A Sotheby’s spokesman said: “We believe it was irresponsible for a third party to raise doubts about Beethoven’s Allegretto In B Minor manuscript when they had not inspected it first-hand or taken into account its provenance and the inscription by an English vicar confirming that it was composed and written by Beethoven.
“This unfortunately had a direct impact on the auction sale, but Sotheby’s stands by its description of the manuscript as an authentic and important piece of musical history and Sotheby’s view is shared by the majority of world-renowned Beethoven scholars who have inspected the manuscript personally.
The manuscript has been described as Allegretto In B Minor For String Quartet composed and written by Beethoven on November 29 1817 in Vienna.
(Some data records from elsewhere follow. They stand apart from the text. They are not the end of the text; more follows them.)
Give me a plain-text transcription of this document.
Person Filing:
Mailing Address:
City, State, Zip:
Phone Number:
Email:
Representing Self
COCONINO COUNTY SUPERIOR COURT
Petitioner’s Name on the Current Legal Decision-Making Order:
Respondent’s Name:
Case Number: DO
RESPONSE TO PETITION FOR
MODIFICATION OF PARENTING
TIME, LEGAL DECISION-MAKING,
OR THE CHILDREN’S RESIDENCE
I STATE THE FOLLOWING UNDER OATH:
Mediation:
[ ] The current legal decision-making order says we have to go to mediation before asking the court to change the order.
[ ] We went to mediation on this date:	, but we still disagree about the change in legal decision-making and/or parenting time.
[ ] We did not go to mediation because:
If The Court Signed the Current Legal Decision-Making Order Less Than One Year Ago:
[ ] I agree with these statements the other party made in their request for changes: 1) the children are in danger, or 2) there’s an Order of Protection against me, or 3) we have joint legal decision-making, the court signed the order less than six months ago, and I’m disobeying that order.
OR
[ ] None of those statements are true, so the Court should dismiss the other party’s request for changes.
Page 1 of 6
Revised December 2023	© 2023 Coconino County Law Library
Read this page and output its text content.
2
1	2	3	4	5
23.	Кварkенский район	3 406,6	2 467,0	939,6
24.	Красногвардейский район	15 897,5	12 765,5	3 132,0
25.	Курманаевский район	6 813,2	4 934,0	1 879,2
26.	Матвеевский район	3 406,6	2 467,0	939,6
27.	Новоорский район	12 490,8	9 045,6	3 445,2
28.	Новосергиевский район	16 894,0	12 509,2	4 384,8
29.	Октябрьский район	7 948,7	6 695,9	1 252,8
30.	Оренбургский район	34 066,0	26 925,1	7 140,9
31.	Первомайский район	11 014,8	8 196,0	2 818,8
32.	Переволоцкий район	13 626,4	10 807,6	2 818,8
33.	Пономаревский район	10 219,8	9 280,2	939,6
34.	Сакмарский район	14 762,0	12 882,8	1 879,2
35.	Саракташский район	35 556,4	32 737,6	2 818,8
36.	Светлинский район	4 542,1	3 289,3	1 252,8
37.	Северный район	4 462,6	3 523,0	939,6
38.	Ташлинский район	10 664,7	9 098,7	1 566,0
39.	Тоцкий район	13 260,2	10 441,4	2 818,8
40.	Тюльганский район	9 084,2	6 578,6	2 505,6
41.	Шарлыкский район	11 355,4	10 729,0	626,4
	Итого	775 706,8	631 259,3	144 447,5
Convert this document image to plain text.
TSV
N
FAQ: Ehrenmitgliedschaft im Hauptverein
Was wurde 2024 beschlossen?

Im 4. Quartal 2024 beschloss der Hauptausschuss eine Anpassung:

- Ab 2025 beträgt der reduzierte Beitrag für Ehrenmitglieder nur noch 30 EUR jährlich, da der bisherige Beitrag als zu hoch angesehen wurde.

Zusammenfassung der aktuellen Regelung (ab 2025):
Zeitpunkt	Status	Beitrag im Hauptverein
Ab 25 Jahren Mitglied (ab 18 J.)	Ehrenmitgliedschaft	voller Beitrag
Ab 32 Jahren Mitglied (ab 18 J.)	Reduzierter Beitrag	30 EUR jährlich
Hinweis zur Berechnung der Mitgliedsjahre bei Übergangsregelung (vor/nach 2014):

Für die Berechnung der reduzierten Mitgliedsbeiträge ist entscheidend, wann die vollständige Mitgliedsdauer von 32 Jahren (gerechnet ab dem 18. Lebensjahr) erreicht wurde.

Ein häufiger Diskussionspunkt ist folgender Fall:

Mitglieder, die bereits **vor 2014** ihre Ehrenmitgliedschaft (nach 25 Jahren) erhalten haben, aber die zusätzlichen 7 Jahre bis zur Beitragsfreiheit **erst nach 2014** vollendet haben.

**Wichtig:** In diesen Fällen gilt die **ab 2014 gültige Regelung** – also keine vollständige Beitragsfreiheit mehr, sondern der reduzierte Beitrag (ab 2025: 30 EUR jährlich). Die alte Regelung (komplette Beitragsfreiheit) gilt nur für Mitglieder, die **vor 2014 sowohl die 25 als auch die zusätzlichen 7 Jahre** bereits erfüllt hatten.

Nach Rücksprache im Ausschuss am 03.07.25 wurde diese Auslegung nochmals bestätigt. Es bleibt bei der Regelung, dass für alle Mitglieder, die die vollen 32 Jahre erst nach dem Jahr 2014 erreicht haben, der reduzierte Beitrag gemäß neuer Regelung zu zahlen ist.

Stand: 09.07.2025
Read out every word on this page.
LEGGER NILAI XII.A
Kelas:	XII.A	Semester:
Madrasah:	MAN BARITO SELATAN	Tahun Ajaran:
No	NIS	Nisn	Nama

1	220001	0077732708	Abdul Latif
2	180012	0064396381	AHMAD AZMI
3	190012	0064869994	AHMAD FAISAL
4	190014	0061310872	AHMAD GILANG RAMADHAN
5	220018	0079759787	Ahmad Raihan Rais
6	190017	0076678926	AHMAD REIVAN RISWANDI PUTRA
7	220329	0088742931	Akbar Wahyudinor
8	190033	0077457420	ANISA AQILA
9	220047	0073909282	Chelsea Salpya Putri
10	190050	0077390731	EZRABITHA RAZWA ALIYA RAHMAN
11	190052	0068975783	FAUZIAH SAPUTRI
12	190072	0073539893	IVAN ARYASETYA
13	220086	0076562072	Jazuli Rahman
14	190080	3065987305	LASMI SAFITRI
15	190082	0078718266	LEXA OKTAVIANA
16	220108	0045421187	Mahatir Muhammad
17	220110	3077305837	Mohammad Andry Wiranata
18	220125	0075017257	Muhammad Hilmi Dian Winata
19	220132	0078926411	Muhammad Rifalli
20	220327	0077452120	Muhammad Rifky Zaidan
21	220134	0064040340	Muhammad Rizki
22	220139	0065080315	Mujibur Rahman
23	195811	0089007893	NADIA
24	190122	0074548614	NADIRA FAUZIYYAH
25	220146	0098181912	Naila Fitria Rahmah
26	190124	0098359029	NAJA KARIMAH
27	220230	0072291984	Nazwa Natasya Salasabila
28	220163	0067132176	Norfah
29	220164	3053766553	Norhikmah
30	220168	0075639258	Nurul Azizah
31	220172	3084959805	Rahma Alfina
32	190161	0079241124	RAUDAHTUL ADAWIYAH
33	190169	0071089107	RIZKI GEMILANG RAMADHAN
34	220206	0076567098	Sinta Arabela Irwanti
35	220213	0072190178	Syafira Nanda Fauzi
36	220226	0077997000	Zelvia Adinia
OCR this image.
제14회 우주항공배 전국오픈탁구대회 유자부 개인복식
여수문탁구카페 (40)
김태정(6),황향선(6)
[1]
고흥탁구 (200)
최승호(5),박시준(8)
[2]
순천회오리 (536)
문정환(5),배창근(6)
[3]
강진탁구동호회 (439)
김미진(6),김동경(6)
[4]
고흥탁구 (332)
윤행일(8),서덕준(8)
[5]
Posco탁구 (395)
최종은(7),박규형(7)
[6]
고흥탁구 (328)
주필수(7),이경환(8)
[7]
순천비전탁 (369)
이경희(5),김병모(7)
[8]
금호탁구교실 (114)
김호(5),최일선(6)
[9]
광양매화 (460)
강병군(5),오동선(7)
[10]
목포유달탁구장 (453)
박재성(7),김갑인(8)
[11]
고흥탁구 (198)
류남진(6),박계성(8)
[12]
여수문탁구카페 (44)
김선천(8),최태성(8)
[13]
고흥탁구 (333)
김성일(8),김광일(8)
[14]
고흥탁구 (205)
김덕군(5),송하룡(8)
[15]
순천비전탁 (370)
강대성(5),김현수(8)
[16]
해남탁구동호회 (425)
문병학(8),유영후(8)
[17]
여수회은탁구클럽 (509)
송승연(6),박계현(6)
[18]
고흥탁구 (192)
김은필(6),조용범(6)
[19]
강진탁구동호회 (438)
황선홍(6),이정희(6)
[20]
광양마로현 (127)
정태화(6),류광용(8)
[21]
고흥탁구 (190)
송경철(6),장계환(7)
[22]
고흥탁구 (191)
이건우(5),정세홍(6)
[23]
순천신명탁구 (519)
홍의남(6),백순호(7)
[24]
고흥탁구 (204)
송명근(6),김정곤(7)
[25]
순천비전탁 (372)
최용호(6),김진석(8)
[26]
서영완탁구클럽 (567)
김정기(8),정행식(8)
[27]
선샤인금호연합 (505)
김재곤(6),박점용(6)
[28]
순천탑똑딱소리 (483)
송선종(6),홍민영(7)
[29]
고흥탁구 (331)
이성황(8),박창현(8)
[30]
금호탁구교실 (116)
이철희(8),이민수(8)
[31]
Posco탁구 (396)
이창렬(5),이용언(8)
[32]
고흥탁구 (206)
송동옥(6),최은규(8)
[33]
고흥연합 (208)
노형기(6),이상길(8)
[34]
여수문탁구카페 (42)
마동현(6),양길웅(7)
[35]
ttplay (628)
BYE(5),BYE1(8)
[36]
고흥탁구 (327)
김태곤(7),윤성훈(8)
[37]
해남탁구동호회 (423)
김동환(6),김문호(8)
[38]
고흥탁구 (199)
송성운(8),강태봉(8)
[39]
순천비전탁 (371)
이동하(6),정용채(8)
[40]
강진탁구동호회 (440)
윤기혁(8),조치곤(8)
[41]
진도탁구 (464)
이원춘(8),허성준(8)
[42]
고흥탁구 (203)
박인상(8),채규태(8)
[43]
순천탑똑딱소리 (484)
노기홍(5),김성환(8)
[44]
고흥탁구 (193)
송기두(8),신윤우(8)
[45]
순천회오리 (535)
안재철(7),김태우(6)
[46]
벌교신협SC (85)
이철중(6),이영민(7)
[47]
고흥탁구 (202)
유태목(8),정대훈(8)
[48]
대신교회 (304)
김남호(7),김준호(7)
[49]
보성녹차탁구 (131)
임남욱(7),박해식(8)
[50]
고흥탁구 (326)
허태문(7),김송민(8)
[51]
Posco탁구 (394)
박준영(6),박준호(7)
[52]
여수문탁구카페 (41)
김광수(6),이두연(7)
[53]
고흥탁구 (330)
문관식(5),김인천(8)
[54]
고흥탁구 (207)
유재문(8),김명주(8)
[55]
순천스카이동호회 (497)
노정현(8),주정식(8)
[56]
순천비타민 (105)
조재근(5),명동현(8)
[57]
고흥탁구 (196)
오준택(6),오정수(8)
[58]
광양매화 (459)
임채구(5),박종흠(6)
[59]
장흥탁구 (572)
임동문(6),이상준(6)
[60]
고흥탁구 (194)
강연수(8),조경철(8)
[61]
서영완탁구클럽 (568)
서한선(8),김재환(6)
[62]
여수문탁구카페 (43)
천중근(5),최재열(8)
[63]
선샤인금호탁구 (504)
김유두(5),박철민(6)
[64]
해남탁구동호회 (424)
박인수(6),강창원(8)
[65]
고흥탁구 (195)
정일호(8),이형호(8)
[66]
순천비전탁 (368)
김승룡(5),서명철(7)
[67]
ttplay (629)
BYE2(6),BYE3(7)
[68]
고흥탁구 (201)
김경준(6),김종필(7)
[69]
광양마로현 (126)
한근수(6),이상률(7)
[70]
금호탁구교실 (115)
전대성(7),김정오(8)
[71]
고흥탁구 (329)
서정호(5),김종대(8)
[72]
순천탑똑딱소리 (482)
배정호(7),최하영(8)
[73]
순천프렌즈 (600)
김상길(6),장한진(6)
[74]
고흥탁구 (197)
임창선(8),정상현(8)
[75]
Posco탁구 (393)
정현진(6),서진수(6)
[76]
Prof Cooper, a musicologist and Beethoven scholar, clashed with Sotheby’s director of books and manuscripts Dr Simon Maguire over whether it was genuine.
Prof Cooper disputed “several aspects which prove absolutely that it couldn’t possibly be Beethoven’s hand” on the BBC Radio 4 Today programme.
Dr Maguire said two world-class specialists had examined the document to assess and verify it and claimed Beethoven experts “think it is more a matter of Prof Cooper misreading the manuscript than anybody else, let alone Beethoven”.
“I don’t agree with his analysis of what the manuscript says,” he said.
In the increasingly heated exchange, Dr Maguire said the professor had “resolutely refused” to visit the auction house to look at the manuscript.
Prof Cooper said there was no need to make the journey to London because he was able to see “perfectly clearly” that it was not penned by the composer, and branded the situation “absurd”.
Sotheby’s succeeded in breaking a new auction world record for another musical manuscript during Tuesday’s Music and Continental Books and Manuscripts sale, with Gustav Mahler’s complete Second Symphony (the “Resurrection”) selling for £4,546,250.
The Mahler work spans 232 pages, written in the composer’s hand, and was expected to reach in excess of £3.5 million. It beat the auction record which had stood for nearly 30 years, set in 1987 when a manuscript of nine Mozart symphonies sold for £2.6 million at Sotheby’s.